Gambar 2 Matriks Kebahagiaan Dunia & Akhirat

 

Teladan Ilahi lainnya mengenai perencanaan lainnya ditemukan dalam QS. Ali ‘Imran [3]:54:

“Mereka (orang-orang kafir) membuat tipu daya, dan Allah juga membuat tipu daya. Dan, Allah adalah sebaik-baik pembuat tipu daya.”

 

Pada akhirnya, kita harus paham bahwa sebaik apapun rencana kita, tetapi rencana Allah Swt juga yang berlaku. Jika demikian halnya, berarti kita tidak perlu repot-repot membuat rencana? Toh, pada akhirnya rencana Allah Swt juga yang terjadi?

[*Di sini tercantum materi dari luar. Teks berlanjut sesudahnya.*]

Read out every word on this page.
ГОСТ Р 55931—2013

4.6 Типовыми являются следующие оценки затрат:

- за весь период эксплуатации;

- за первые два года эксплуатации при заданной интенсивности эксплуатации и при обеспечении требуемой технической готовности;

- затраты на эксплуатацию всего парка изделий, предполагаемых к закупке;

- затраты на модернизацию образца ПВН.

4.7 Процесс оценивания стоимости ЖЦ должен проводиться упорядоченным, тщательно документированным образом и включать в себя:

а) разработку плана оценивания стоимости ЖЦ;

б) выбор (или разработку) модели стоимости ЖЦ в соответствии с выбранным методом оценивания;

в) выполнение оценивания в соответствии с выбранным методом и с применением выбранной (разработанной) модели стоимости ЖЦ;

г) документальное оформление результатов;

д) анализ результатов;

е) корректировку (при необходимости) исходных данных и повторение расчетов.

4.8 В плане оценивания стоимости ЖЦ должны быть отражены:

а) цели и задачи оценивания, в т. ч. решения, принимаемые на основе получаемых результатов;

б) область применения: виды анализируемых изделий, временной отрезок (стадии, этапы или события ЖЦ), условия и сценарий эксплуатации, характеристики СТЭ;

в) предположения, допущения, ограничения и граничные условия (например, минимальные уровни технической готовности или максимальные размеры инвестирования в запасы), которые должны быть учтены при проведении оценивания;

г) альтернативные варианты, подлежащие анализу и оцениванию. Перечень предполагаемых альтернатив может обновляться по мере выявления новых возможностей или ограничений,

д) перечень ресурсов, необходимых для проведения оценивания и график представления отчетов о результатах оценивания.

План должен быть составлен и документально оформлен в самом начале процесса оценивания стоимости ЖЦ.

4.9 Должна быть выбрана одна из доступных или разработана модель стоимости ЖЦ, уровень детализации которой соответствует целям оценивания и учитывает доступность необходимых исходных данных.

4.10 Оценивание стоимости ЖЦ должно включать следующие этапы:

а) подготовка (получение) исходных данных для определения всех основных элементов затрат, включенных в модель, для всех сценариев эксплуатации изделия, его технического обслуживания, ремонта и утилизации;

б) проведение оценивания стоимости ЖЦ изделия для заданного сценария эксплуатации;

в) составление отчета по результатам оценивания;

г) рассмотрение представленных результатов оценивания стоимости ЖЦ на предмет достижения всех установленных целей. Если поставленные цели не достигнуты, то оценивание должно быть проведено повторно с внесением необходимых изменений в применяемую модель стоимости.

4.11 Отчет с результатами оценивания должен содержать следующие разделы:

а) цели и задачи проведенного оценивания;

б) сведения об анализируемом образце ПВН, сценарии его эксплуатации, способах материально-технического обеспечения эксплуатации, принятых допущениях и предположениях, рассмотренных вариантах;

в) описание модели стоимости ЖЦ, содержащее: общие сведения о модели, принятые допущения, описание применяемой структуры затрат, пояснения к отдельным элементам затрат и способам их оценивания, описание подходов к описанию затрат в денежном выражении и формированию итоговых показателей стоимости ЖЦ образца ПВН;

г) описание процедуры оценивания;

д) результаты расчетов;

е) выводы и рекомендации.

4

Bukan begitu halnya. Memang, yang terjadi pada akhirnya adalah kehendak Allah Swt Yang Mahakuasa dan Maha Menghendaki. Tetapi ini tidak menafikan kita untuk membuat rencana. justru kita harus berusaha agar rencana kita itu sejalan dengan rencana Allah Swt, yaitu dengan merencanakan hal-hal yang terbaik. Di samping itu, kita juga harus lebih mendekatkan diri dengan-Nya. Kalau kita dekat dengan seseorang, maka apa keinginan akan dipenuhi. Demikian juga kalau kita dekat dengan Allah Swt, rencana kita pun akan terwujud. Sekarang mari kita bertanya, sudah sedekat apakah kita dengan Allah Swt? Barangkali kegagalan demi kegagalan yang kita alami karena kita kurang mendekatkan diri kepada-Nya.